The third episode featuring the Spanish quote involves Louie befriending a Cuban-American lifeguard during a business trip to Miami, and at times turns into an extended travelogue about life in that city’s Cuban neighborhoods, then turns into an analysis of the difficulty of making new male friends as an adult. The second episode, in which Louie is set up without his knowledge on a date with a woman played by Melissa Leo, seems designed in part to test just how far the Oscar-winning character actress would be willing to go for a laugh. The fourth and fifth episodes are something new for a show that’s never been interested in episode-to-episode continuity(*): a two-parter, in which Louie goes on a date with an attractive but inscrutable stranger (Parker Posey, as terrific in her own way as Leo), as the episode is constantly questioning the nature of this woman even as it’s taking us on a tour of Manhattan’s Lower East Side.
(*) Late last season, for instance, Louie became temporary guardian to his teenage niece; that episode was the first and last time we ever saw the girl, and C.K. has said he’s not interested in revisiting that story. 
The five episodes aren’t appreciably different from what we got during the show’s landmark second season, but only because by now C.K. has conditioned us to assume nothing and just go on whatever journey he’s interested in that week. Some episodes are funny (the Leo episode in particular), some are dark (the second half of the Posey two-parter takes several unexpected detours) and some are simply warm and human. (Like last season’s Afghanistan trip, the Miami episode barely even needs a story; it just wants to visit this place and these people.)
And even the episodes that aren’t heavy on jokes inevitably generate laughs whenever we cut away to the stand-up comedy segments. In one, he suggests that being an attractive woman at a bar isn’t all it’s cracked up to be: you may get a lot of free drinks from men you otherwise wouldn’t want to be around, but, “What is that, a sixteen dollar savings a week?”

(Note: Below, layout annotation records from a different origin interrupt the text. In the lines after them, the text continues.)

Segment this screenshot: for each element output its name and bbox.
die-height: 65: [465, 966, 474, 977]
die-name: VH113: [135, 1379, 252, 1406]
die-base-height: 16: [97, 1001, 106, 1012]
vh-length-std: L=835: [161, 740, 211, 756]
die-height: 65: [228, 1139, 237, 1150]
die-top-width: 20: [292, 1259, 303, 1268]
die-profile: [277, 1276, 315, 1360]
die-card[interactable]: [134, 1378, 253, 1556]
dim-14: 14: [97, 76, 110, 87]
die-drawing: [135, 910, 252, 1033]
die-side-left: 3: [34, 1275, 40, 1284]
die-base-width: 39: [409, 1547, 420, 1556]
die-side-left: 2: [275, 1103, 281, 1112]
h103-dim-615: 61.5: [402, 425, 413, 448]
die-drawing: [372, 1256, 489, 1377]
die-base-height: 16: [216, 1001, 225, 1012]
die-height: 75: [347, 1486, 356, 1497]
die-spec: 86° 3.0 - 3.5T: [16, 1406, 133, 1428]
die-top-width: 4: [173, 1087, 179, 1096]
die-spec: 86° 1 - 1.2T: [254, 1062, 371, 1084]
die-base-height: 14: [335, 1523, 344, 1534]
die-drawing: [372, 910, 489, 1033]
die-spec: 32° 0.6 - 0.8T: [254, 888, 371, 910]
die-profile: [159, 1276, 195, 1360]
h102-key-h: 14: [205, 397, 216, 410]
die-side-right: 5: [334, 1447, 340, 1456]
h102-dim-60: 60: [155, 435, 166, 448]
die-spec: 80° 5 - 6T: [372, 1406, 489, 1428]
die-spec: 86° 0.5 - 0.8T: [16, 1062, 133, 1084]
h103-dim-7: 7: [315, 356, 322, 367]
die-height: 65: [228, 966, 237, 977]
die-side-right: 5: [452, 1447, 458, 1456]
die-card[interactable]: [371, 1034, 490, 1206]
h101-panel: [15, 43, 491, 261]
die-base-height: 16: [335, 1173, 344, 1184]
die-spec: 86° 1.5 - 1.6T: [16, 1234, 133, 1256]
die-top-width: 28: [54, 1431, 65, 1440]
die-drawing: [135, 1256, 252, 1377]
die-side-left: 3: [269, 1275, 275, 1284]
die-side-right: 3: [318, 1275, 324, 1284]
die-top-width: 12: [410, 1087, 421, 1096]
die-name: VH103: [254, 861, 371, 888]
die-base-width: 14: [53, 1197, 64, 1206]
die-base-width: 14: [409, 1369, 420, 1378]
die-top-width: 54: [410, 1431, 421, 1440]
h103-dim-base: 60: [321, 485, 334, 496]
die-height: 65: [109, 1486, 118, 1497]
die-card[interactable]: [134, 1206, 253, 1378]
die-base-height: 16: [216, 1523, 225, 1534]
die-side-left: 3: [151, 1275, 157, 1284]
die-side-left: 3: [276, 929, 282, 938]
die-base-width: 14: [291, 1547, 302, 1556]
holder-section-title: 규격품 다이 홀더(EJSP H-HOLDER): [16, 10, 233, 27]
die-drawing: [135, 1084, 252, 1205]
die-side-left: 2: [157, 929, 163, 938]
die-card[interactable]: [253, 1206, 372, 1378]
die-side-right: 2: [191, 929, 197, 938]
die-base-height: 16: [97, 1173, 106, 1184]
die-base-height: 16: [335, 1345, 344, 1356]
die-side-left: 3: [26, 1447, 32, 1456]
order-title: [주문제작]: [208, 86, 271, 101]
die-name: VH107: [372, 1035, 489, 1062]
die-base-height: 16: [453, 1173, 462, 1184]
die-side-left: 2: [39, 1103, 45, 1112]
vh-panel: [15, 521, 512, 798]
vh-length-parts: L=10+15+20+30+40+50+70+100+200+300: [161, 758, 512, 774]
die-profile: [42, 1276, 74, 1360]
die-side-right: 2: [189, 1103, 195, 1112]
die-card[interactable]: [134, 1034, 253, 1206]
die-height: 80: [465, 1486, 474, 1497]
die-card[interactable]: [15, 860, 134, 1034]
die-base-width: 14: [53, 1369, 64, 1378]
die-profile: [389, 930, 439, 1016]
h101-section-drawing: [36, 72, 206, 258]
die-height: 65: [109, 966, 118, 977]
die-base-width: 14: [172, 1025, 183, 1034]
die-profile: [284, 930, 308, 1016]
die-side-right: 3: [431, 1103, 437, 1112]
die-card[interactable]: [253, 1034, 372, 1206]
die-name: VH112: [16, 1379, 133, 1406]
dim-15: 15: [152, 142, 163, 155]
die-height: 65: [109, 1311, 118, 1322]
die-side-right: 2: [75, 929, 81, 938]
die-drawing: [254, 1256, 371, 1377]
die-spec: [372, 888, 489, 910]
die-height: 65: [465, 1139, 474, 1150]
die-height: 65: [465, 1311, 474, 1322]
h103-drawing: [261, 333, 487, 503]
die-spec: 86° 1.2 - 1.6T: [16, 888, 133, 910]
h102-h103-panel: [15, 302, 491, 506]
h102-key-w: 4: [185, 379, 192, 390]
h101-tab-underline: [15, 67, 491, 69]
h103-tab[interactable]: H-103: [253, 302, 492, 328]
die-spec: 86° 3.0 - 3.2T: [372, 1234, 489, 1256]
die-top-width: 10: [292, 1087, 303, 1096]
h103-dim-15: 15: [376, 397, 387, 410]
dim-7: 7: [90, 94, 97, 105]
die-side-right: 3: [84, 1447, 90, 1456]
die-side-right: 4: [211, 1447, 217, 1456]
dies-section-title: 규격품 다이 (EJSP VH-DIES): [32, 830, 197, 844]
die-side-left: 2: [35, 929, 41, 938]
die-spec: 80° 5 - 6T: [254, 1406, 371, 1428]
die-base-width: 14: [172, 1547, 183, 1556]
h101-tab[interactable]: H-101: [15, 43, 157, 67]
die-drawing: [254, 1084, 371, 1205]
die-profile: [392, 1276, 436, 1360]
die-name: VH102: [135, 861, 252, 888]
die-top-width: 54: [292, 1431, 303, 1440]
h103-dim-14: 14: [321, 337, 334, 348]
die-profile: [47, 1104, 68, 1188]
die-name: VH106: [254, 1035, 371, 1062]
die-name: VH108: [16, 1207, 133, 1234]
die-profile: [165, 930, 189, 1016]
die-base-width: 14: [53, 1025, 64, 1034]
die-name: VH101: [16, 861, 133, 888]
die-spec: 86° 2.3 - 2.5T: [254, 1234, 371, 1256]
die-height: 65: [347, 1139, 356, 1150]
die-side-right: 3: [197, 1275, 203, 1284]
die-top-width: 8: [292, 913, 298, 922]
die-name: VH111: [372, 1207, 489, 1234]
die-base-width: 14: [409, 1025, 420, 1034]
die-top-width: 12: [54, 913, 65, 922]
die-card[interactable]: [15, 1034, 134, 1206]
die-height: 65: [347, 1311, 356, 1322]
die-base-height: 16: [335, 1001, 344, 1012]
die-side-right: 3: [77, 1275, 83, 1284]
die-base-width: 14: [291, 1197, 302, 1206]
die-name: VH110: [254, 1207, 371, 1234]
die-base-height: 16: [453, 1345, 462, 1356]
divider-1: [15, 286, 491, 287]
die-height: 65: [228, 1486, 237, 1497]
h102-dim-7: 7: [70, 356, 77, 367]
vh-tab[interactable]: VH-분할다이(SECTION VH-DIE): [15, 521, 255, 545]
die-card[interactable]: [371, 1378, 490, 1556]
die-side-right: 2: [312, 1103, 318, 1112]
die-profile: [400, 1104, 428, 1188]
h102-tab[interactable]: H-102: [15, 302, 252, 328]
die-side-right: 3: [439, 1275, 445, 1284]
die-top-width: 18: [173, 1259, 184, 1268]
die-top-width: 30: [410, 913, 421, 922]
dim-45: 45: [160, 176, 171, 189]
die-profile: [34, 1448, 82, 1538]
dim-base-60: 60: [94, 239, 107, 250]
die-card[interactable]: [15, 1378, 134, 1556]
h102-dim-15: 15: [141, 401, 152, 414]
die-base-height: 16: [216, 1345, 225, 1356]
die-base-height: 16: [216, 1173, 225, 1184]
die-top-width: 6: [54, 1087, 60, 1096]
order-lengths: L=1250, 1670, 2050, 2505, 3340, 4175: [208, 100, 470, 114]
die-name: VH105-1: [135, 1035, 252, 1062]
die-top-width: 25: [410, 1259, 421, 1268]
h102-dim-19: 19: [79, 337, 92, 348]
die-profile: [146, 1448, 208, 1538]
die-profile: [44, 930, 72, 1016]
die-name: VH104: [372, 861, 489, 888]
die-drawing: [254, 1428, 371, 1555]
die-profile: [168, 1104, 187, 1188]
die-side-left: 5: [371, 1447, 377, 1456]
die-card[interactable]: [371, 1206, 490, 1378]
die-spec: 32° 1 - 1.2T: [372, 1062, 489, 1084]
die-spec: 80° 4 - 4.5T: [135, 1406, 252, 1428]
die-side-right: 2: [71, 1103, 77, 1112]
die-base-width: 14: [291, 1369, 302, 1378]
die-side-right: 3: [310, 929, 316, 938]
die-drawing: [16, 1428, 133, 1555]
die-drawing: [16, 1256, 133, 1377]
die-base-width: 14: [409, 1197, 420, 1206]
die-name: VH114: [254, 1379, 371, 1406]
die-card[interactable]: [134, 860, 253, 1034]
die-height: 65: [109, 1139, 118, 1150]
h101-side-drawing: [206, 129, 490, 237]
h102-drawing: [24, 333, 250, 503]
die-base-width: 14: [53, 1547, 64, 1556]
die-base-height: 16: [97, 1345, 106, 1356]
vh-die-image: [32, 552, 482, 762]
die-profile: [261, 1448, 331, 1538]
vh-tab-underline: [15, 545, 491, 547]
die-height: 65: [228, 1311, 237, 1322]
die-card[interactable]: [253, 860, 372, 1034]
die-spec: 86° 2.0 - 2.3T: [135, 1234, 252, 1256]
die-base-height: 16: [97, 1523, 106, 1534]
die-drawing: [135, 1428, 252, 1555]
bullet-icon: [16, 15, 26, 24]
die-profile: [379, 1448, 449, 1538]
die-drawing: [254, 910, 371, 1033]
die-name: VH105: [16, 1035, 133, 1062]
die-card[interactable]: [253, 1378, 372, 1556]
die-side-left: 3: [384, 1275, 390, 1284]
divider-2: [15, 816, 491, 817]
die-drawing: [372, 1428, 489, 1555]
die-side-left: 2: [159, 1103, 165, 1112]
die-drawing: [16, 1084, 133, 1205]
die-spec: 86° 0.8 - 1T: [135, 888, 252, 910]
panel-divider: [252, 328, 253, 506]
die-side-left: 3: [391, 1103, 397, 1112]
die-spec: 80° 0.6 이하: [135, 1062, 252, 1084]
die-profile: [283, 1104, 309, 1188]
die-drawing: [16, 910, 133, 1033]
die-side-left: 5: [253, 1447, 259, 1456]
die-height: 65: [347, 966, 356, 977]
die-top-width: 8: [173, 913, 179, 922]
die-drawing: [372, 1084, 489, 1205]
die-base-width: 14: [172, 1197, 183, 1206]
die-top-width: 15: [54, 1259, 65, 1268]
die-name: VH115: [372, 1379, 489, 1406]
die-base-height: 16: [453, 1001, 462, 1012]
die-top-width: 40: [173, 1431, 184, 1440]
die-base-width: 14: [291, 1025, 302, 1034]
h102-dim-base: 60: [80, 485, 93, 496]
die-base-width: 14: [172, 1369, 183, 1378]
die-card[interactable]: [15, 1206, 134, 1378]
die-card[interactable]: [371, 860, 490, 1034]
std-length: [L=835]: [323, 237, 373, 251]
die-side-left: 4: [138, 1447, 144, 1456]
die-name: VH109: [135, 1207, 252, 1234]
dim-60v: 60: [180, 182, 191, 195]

Not every episode is an instant masterpiece. The season premiere is a pretty thin outing (albeit with some good jokes); if C.K. hadn’t made it clear how little he cares about continuity, I would assume he only put that one first because it features Louie buying something that’s prominently featured in the next episode. But even that’s not surprising at this point. Season 2  may have been one for the comedy pantheon – or drama pantheon, or however you try to categorize this uncategorizable show – but even it didn’t bat a thousand.
In an odd way, by making a show that’s so unpredictable, so varied in content and style (and, at times, execution), Louis C.K. has made one where nothing seems all that shocking about it in hindsight. “Louie” viewers don’t know exactly what they’re getting in any given week, but the show is so elastic that nothing it tries feels like something it shouldn’t.
Say you don’t know, and you learn everything. I have no idea what I’m going to see in any episode of “Louie,” and that leaves me open to learning a lot about the show, the man, and way he sees the world we share.